En Tasmania tuve la suerte
de que dos veces pararan mujeres que conducían solas (lo cual no
sucedió jamás en la Australia continental) y que además fueran muy
divertidas (aunque una de ellas, me contó, tenía problemas con el
marido cada vez que levantaba a un hitchhiker porque una vez, no hacía
mucho, había ayudado a un criminal a huír de la escena de crimen).
Tuve la suerte de viajar con pescadores a los que no se les entendía
ni jota y la suerte de conversar con un capitán de barco pesquero
que, después de haber visto cómo depredaban los mares, decidió
retirarse y vivir de forma autónoma en el noroeste de Tassie.

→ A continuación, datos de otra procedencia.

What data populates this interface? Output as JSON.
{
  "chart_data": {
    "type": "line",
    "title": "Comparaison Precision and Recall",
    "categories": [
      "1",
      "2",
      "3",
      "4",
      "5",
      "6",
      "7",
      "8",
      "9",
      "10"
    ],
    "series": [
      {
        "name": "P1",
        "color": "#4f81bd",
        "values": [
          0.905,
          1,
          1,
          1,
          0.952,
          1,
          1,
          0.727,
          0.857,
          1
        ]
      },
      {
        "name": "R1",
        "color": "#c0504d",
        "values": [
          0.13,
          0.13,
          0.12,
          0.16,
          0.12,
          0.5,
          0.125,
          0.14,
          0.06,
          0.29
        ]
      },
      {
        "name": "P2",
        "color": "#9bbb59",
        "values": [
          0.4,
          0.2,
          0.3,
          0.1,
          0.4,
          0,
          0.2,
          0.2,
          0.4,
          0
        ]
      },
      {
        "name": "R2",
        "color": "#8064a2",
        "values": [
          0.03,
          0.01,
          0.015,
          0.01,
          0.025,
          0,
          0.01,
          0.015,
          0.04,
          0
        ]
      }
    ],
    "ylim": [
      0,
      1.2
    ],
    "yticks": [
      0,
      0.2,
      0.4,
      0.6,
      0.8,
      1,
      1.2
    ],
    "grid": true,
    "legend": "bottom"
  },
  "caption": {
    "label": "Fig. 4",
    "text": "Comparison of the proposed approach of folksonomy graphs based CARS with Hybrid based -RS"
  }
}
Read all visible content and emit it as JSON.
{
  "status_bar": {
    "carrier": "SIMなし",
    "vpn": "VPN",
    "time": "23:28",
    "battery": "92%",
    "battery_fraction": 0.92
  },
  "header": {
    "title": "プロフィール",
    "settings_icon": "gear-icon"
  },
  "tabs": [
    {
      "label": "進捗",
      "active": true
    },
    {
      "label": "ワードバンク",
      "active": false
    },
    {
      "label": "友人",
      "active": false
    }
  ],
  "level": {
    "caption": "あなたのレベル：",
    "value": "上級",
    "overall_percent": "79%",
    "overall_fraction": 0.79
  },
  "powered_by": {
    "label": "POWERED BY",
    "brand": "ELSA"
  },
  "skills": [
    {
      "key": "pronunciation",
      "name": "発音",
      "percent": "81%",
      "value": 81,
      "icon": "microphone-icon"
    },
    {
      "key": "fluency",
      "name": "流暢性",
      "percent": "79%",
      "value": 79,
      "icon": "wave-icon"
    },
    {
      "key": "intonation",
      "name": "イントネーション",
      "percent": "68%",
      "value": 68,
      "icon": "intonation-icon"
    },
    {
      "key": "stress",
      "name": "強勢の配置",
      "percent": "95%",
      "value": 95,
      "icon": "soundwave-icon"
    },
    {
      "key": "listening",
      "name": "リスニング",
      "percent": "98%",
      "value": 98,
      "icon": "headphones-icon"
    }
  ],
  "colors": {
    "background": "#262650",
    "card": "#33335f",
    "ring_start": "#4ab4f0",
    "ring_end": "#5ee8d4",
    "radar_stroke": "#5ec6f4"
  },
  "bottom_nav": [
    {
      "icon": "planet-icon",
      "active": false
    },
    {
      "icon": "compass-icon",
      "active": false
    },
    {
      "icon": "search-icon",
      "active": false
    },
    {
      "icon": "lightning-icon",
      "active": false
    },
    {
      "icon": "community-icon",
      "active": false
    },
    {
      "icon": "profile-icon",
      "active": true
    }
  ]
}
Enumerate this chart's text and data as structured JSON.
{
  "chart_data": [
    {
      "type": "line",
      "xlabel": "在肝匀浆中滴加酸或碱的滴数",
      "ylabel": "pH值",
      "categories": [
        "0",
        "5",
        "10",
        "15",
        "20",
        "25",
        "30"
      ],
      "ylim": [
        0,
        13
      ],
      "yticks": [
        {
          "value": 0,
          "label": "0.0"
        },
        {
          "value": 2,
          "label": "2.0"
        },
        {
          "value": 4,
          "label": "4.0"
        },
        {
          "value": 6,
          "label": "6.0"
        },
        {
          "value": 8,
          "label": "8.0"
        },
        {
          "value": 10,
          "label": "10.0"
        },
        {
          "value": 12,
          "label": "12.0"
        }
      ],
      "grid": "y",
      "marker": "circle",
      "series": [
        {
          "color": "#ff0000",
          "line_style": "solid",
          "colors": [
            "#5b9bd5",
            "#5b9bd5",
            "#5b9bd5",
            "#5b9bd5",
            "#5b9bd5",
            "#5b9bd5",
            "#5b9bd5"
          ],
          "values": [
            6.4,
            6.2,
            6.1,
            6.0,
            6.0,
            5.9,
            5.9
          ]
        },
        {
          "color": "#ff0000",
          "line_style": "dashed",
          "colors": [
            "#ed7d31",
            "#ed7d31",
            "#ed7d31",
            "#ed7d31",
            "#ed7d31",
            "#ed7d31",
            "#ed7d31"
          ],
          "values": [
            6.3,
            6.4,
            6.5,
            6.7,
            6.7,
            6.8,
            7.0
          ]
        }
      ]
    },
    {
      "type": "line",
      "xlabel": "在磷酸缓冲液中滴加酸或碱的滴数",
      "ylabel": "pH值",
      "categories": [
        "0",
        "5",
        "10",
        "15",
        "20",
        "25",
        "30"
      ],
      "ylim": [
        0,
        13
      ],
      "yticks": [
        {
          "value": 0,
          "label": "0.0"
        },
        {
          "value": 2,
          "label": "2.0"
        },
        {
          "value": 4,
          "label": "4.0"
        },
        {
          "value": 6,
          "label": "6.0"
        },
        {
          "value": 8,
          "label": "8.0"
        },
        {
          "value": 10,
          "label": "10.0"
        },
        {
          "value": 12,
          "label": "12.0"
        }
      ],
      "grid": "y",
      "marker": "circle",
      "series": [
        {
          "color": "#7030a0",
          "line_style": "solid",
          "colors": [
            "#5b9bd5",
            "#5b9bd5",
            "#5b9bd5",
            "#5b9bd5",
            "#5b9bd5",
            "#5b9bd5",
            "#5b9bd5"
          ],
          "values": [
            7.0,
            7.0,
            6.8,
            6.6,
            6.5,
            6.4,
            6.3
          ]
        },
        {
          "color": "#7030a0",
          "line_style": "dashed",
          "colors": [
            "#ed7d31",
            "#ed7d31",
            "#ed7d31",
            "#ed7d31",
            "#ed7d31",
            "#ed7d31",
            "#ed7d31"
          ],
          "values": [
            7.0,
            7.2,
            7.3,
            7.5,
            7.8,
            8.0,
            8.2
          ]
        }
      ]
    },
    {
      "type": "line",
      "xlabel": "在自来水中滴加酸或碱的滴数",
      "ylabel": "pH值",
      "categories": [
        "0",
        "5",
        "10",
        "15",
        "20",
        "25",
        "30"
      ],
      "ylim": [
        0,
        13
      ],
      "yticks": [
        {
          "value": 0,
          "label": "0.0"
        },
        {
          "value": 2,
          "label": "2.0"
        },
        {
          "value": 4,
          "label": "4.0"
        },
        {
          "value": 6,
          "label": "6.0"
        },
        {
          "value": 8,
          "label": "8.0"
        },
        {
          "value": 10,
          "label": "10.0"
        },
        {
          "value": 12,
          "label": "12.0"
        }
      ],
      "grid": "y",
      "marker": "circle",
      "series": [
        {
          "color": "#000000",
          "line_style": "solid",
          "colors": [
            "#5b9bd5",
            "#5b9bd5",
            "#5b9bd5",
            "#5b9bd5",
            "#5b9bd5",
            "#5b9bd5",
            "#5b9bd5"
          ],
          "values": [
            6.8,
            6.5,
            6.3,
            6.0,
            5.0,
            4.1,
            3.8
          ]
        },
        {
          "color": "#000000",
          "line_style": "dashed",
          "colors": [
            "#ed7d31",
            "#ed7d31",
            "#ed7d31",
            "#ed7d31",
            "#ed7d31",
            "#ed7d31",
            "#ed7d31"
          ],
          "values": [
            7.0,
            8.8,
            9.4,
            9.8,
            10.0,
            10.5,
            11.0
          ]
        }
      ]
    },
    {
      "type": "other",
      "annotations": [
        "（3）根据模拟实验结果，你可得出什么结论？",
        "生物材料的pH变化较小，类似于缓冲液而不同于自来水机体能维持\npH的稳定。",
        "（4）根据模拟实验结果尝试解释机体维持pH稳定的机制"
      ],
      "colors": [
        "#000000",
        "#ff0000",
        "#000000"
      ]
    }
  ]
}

Pude
viajar con gente nacida en la isla y oír las historias de cuando
eran adolescentes y se iban a pescar; y pude viajar con gente de
todos lados del mundo que se habían enamorado de Tasmania y ahí
seguían, todavía amantes.
Pude viajar con otros
backpackers, también, y eso fue lo que hice cuando salí del
Frenchman's Cap: durante la caminata me había cruzado cien veces a
una pareja de europeos con los que terminamos llevándonos muy bien,
y fueron ellos quienes me ofrecieron un aventón hasta Queenstown
(que, a pesar de ser tocaya de esa hermosa ciudad neozelandesa, no
comparte nada de su belleza). En el camino paramos a ver las Nelson
Falls, también.
Y cuando nos despedimos
ahí quedé yo, otra vez: al lado de un camino no muy transitado, con
barro hasta las rodillas, transpirado, lleno de roña y mal olor,
siendo ya las cuatro de la tarde. ¿Quién me iba a parar? Por las
dudas chequeé un pequeño baldío donde podría armar la carpita.
Pero ni quince minutos de
espera y frenó una camioneta enorme con un tipo vestido de ambo
verde. Él iba hasta un pueblito que quedaba a unos cuarenta minutos
de distancia y yo ni consulté en el mapa para ver cuánto me servía:
sólo necesitaba que me dejara en un camping del camino, donde poder
ducharme y lavar el barro de los pantalones.
Sin embargo fuimos
hablando y debí caerle bien, porque pasado un rato me invitó a
pasar la noche en su casa. Yo, con todas las antenas paradas, acepté
la oferta (después de todo la última vez que alguien me invitó apernoctar en su hogar las cosas salieron muy bien).
El loco era de Texas, se
había mudado a Sydney hacía mucho y recientemente se había
instalado en un pueblucho pacífico de Tasmania; criaba patos y
gansos y pollos y tenía su huertita, y cada rato libre lo dedicaba a
pintar las paredes de su nueva casita y arreglar cosas. Un copado.
Me dejó darme un baño de
inmersión fantástico (la ducha necesitaba ser arreglada todavía),
lavé toda mi ropa en su máquina, carqué la batería de la cámara
de fotos y hasta me preparó un sánguche con pavo de su propiedad.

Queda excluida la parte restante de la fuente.